Summary: e2fsck is unable to correct error reported by kernel that "No space for directory leaf checksum. Please run e2fsck -D."
Product: Red Hat Enterprise Linux 8 Reporter: Frank Sorenson <fsorenso>
Component: e2fsprogsAssignee: Nobody <nobody>
Status: NEW --- QA Contact: Boyang Xue <bxue>
Severity: unspecified Docs Contact:
Priority: unspecified    
Version: 8.7CC: casl, xzhou
Target Milestone: rc   
Target Release: ---   
Hardware: Unspecified   
OS: Unspecified   
Whiteboard:
Fixed In Version: Doc Type: If docs needed, set a value
Doc Text:
Story Points: ---
Clone Of: Environment:
Last Closed: Type: Bug
Regression: --- Mount Type: ---
Documentation: --- CRM:
Verified Versions: Category: ---
oVirt Team: --- RHEL 7.3 requirements from Atomic Host:
Cloudforms Team: --- Target Upstream Version:
Embargoed:

Description Frank Sorenson 2023-06-27 20:59:30 UTC
Description of problem:

The kernel is reporting "No space for directory leaf checksum.

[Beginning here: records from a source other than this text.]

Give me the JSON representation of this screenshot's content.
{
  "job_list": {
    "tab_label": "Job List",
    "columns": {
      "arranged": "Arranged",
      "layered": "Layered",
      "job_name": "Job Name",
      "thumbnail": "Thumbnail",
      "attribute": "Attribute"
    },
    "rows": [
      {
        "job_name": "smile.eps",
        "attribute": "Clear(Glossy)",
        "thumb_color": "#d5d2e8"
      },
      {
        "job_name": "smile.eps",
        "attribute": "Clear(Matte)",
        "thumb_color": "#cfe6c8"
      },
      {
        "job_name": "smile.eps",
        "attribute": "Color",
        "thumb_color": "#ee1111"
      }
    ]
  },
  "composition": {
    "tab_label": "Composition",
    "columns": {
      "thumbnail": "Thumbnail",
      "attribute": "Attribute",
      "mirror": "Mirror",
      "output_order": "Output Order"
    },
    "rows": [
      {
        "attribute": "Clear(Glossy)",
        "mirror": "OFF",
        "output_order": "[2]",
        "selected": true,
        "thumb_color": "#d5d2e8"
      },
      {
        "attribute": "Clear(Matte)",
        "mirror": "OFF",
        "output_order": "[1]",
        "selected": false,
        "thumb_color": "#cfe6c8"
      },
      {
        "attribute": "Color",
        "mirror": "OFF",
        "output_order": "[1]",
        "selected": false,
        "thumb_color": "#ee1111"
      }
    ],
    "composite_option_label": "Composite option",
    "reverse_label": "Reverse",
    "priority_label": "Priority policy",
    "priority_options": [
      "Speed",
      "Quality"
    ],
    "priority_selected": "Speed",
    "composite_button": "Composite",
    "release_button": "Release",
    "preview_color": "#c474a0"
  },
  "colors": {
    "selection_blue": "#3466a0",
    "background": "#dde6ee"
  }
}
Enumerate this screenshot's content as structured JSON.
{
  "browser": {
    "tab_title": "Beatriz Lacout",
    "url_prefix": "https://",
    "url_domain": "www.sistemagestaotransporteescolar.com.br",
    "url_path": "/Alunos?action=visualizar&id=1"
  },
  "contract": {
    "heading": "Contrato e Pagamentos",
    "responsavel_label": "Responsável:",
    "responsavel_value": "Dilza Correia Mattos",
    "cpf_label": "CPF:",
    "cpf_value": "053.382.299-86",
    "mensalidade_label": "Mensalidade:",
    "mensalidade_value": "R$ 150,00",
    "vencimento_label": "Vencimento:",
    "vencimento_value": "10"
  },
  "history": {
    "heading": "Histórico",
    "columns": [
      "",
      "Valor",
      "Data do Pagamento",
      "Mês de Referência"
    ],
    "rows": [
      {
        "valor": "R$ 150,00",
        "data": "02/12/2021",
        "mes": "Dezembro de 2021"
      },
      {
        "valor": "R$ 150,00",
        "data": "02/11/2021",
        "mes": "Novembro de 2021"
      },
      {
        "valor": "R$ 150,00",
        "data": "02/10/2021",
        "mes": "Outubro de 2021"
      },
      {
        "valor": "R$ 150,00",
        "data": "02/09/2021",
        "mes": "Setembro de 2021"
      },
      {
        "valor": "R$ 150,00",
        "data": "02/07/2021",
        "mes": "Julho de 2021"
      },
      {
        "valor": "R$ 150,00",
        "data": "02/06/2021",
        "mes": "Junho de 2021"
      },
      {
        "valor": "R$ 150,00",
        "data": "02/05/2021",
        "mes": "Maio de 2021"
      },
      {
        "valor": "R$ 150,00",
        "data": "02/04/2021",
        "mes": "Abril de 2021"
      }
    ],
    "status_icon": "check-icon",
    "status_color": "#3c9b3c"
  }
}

Please run e2fsck -D." for multiple filesystems, but 'e2fsck -D' is unable to correct the error.

As a result, the contents problematic directory is completely inaccessible; no file can be opened or removed.  The end result is the data loss of all files in the directory.

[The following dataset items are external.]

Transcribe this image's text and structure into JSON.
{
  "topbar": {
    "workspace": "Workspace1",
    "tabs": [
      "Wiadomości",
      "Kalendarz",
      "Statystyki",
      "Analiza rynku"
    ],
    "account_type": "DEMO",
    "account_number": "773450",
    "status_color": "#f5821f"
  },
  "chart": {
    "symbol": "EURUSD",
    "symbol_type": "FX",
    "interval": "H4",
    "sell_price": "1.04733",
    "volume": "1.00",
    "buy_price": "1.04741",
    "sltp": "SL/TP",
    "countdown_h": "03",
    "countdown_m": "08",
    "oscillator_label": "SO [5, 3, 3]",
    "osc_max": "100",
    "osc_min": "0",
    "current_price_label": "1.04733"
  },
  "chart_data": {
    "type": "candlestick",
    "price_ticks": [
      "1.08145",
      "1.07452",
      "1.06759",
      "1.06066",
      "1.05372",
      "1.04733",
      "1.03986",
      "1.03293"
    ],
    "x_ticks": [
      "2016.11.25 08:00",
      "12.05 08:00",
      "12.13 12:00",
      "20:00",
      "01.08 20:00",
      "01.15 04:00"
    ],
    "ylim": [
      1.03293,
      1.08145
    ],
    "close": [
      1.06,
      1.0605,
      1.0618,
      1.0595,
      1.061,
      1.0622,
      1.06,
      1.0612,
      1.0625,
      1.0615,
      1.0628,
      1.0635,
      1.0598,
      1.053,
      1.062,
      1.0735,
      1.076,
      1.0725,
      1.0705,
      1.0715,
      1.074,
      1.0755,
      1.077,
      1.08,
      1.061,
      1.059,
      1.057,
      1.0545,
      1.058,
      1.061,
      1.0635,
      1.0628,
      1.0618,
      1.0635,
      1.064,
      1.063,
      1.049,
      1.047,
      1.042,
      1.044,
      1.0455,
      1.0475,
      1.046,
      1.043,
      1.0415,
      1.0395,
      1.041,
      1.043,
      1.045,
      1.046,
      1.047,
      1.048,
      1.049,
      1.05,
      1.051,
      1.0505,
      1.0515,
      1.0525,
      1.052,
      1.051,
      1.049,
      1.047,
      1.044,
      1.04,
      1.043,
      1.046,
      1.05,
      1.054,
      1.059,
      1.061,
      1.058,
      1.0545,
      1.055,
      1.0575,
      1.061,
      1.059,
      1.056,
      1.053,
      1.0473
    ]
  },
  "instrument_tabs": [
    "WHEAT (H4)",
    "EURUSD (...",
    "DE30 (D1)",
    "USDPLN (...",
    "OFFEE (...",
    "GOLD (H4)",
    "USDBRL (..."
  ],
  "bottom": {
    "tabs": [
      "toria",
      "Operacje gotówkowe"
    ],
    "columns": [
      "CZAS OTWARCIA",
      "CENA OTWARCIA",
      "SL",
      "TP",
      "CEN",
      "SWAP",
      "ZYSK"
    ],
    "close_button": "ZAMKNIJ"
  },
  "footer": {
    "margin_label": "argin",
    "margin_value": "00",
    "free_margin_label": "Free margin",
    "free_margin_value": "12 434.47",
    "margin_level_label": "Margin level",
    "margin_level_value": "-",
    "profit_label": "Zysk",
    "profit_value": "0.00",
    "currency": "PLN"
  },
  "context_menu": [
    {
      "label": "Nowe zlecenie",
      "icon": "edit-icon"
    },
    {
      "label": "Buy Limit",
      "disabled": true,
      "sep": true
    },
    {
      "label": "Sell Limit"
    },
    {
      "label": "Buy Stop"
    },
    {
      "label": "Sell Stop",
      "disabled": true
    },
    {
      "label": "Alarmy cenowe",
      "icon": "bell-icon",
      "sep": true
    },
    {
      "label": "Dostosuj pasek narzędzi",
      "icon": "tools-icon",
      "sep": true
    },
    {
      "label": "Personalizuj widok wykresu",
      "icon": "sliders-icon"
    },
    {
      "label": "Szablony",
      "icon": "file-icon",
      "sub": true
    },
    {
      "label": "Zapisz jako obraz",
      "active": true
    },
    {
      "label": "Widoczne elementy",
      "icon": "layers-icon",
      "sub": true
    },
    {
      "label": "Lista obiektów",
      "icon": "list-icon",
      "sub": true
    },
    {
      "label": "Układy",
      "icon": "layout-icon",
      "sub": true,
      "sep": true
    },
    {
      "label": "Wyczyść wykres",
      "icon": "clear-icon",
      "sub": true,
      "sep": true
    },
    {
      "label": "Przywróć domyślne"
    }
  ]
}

Version-Release number of selected component (if applicable):

e2fsprogs-1.45.6-5.el8.x86_64
more recent Fedora e2fsprogs-1.46.5-3.fc37 is also unable to correct


How reproducible:

Unknown, however the customer has 4 filesystems on one system which are all reporting the error.


Steps to Reproduce:

unknown


Actual results:

'e2fsck -D' is unable to correct the error


Expected results:

'e2fsck -D' corrects the error, as described in the kernel error message


Additional info:

All of the customer's filesystems have a blocksize of 1024 bytes, which seems likely to be contributing to the issue.

Comment 2 Frank Sorenson 2023-06-27 21:13:50 UTC
listing the problematic directory or attempting to open or remove entries in the directory results in an EBADMSG error:

    ls: cannot access 'lastseen/by_mac/AP02cb72f947.csv': Bad message

    # rm AP02cb72f947.csv
    rm: cannot remove 'AP02cb72f947.csv': Bad message

Comment 3 Frank Sorenson 2023-06-27 21:15:08 UTC
Note: the e2fsck error when attempting to correct the issue is:

    Failed to optimize directory /lastseen/by_mac (30941743): Directory block does not have space for checksum

Comment 5 Frank Sorenson 2023-06-29 15:45:37 UTC
I can confirm that disabling checksums for the filesystem will make the filesystem usable again:

# fsck.ext4 -f misc.e2i
# tune2fs -ff -O^metadata_csum misc.e2i

Each step takes ages, but it works.


I also attempted to replicate the issue on a scratch filesystem, using the filenames of the entries in the problematic filesystem, but was unable to recreate the error.